By 1:21 a.m., 15 minutes later, 9 patrol cars and an ambulance had pulled up, discharging 13 patients, many with disastrous injuries.
“I think a lot of us have seen very bad gunshot wounds before,” Dr. Sasson said. “But some of the pictures that I think many of us have stuck in our heads to this day are just some of the most horrible injuries, people with their guts hanging out, people with their brains coming out.”
A storeroom just inside the doors was quickly transformed into a treatment room. The two trauma rooms were already full, and stretchers lined the hallways. One man sat in the waiting room holding up his bleeding arm. “I’m O.K. Take care of the other patients first,” he told the doctors.
Every 15 minutes, Dr. Sasson and the other emergency room attending doctor, Barbara Blok, along with other staff made the rounds. Gunshot wounds are notoriously unpredictable and patients “can go from super stable to critical, blood pressures dropping, crashing, altered mental status, unresponsive, within a couple of minutes,” Dr. Sasson said.

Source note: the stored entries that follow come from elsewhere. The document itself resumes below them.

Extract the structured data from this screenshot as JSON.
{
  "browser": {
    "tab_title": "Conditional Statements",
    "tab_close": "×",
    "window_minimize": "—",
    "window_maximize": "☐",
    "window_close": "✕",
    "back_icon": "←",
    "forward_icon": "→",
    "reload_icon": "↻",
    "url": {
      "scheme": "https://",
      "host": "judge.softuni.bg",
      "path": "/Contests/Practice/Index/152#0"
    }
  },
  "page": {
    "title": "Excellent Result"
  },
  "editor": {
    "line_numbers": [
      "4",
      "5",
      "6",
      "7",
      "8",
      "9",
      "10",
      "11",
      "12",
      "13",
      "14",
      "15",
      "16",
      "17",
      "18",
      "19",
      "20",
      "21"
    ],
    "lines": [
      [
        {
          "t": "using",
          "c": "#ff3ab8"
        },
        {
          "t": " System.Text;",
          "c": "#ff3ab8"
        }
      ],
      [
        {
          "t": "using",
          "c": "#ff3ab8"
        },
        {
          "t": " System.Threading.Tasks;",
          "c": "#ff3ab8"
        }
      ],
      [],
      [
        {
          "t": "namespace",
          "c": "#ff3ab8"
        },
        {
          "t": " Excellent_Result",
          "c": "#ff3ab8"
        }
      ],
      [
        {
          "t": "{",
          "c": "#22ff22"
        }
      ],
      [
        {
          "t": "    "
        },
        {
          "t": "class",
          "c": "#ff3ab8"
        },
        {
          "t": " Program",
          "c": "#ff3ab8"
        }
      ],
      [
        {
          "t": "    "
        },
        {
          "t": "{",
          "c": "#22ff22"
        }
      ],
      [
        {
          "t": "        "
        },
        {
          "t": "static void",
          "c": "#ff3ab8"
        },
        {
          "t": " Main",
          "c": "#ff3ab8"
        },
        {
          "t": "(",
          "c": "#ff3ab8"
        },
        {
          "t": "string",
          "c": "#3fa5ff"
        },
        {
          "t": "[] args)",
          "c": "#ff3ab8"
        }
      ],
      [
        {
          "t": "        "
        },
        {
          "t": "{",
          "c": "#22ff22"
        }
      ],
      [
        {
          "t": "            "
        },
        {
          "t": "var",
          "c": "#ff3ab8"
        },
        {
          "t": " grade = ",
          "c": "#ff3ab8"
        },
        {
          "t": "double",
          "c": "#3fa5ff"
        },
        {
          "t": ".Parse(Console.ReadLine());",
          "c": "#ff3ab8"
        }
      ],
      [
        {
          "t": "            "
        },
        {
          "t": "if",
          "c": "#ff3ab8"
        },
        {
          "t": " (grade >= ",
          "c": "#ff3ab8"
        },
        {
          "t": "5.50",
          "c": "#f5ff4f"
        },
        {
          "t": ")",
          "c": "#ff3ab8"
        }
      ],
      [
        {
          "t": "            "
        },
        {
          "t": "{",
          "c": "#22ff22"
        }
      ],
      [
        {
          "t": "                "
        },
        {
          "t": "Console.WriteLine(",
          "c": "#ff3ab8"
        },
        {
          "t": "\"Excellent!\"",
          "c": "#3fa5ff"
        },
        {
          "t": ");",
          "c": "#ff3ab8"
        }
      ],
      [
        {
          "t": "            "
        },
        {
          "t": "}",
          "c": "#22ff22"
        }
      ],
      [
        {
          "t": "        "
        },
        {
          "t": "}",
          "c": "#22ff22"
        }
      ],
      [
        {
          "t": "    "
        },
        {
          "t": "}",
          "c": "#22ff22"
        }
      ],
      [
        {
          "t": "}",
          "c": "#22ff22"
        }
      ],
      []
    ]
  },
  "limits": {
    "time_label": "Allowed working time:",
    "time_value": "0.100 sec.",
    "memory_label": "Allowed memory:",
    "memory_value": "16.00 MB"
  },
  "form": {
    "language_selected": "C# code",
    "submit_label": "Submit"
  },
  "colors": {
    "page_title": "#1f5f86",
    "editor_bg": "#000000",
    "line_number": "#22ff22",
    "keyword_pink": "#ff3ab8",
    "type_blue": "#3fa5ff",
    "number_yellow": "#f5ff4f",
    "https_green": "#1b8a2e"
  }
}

Throughout the hospital, people were reacting. A command center was set up. Calls went out to neurosurgeons, chest and vascular specialists, orthopedic surgeons, who sped in to work, as did more than 100 other staff members, from radiologists to housekeepers. Nurses came down from the intensive care unit. Residents hurried to the emergency room from other floors. Operating rooms were opened up. Nine operations were carried out over the next hours.

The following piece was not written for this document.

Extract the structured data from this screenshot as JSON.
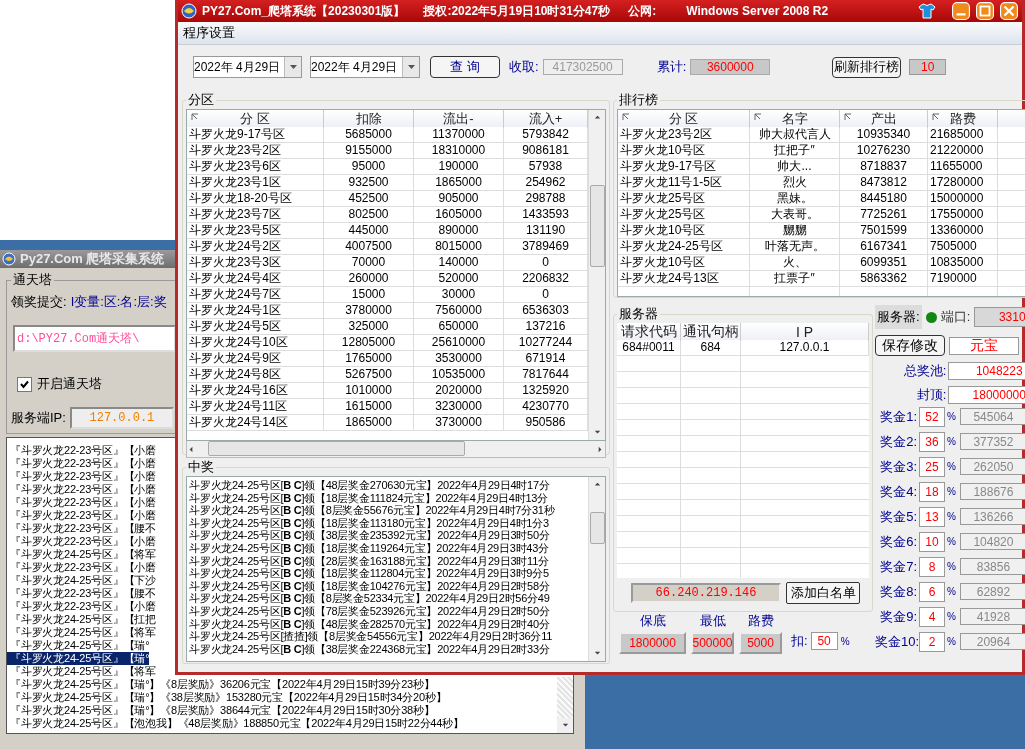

The hospital’s blood bank received 185 units of blood. Rapidly depleting supplies — chest tubes, Pleur-evacs and sterile operating room towels — were replenished.
At one point Dr. Sasson remembers thinking, “I wonder if the shooter is here?”
Dr. Gordon Lindberg, a surgeon and medical director of the hospital’s burn unit, who coordinated surgery through the night and operated on a patient with 18 shotgun holes in the small bowel, said that since the shooting he had often thought how lucky it was that the gunman’s semiautomatic rifle jammed. Shotgun pellets, smaller and traveling at a lower velocity, inflict less damage, he said.
“As good as we were in mobilizing everyone and getting everyone here and opening the operating rooms,” he said, “if it had been mostly an automatic rifle to people’s heads, bellies, vessels, you name it, I don’t see any hospital handling it; I really don’t. There would have been deaths.”